Looking back over the history of movie making, it’s extremely difficult for any cinephile to understand the New York Times’s dismissal of the film. Not only is Rope a great Alfred Hitchcock movie, but it has to be one of the greatest movies in cinematic history. The directing is compelling, the acting is extraordinary, the dialogue is crisp, and the unraveling of the arrogance of the murderers is downright gripping.
In hindsight, it’s also impossible not to be struck by how objectively moral the story is. As teenagers, the two murderers had spent many late-night hours discussing ethics and morality with their House Master, Rupert Cadell (Jimmy Stewart). He, being a follower of Friedrich Nietzsche (1844-1900), had taught them that morality and ethics existed only to keep the masses in check. The elite—or the supermen—were not only above and beyond good and evil, but they had the privilege of acting as such, not just believing as such. After all, the victims are “inferior beings whose lives are unimportant anyway.” And, who, then, are the elite. “The few are those men of such intellectual and cultural superiority that they’re above the traditional moral concepts. Good and evil, right and wrong are invented for the ordinary, average man, the inferior man because he needs them.”
When Cadell figures out what his two former students have done, the reality of his teaching and philosophy become unbearable to him.
Justice, it seems, is absolute. So is the greatness of Alfred Hitchcock’s Rope.

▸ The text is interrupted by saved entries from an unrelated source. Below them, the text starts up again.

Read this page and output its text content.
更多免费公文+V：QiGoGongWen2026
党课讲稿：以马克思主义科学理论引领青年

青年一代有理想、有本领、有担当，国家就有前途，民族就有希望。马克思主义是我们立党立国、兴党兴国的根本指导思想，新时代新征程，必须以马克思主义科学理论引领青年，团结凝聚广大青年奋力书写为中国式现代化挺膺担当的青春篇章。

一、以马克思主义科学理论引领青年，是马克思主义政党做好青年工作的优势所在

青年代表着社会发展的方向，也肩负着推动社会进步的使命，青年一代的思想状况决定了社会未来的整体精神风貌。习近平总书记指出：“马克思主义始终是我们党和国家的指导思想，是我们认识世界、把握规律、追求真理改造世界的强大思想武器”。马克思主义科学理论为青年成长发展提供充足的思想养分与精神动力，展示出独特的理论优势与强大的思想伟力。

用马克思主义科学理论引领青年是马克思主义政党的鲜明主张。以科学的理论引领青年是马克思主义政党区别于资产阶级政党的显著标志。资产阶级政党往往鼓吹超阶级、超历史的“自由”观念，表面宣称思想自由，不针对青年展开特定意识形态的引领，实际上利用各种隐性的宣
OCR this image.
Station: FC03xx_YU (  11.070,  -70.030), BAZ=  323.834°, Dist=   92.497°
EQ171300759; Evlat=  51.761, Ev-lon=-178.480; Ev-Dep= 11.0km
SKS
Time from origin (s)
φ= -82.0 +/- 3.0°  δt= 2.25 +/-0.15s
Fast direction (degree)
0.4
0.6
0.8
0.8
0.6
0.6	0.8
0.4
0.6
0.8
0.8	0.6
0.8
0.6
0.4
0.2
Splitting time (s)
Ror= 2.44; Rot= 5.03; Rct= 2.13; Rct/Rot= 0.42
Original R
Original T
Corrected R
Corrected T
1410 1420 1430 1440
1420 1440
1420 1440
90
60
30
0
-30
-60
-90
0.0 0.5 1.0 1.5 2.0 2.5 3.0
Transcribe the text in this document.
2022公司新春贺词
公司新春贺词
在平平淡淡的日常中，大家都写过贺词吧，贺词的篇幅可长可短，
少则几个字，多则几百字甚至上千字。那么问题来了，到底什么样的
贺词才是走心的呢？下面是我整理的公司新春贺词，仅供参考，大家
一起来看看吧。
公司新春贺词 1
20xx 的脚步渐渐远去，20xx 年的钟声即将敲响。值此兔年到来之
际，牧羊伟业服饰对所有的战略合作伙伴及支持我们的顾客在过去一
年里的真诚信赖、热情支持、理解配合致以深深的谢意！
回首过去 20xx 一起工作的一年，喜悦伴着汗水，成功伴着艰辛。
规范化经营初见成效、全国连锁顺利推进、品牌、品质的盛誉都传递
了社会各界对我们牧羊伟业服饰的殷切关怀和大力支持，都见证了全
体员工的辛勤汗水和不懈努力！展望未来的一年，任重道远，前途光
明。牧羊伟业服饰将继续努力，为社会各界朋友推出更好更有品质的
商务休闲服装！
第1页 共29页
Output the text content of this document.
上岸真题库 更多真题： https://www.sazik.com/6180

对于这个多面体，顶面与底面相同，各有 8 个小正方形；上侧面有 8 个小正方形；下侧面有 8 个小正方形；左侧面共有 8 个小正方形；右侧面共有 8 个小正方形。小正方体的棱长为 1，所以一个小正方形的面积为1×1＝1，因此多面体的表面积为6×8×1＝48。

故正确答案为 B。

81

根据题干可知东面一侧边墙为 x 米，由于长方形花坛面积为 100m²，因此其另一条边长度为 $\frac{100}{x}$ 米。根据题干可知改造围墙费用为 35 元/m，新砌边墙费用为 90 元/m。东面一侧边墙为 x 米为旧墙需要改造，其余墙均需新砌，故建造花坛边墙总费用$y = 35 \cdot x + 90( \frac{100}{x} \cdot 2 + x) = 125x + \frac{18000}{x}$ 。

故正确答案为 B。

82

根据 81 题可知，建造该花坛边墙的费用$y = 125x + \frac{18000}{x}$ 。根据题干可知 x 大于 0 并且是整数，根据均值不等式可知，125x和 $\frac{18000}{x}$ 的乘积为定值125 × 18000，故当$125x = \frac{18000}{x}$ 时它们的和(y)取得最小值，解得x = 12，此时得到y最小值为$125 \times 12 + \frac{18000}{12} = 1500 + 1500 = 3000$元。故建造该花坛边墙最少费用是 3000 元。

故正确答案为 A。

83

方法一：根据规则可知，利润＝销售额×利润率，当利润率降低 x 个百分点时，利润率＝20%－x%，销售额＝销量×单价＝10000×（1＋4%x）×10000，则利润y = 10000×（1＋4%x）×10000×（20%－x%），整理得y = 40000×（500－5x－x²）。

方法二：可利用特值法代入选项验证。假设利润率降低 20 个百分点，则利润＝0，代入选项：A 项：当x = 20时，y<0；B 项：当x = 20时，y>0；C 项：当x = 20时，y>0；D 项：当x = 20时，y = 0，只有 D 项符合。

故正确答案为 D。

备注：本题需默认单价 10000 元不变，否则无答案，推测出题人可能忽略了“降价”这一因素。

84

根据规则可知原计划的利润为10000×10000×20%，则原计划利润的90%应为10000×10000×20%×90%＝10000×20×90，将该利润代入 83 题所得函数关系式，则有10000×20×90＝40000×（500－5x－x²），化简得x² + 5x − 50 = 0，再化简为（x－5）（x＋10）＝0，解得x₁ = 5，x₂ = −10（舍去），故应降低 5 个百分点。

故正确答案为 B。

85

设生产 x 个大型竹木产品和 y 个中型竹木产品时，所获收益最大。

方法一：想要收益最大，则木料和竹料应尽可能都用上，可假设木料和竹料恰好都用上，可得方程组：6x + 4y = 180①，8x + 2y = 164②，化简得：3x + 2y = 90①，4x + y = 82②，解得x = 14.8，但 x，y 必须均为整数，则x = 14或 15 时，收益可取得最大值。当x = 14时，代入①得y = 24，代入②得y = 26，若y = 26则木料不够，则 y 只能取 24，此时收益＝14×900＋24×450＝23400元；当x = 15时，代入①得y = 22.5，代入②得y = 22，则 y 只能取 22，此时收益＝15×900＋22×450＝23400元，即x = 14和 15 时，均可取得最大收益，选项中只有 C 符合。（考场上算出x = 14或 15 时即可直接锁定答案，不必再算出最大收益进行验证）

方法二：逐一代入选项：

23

Man, it's been way too long since I watched Rope! I defo need to watch again - thanks for reminding me. :)
Very nice introduction to an underrated movie. By the way, there are in fact two within-scene camera cuts in the film well after the opening scene. Apparently no one but me has ever noticed them, probably because we have always been told there are none. See if you can find them! (Hint: the cuts are placed at crucial points in the plot.)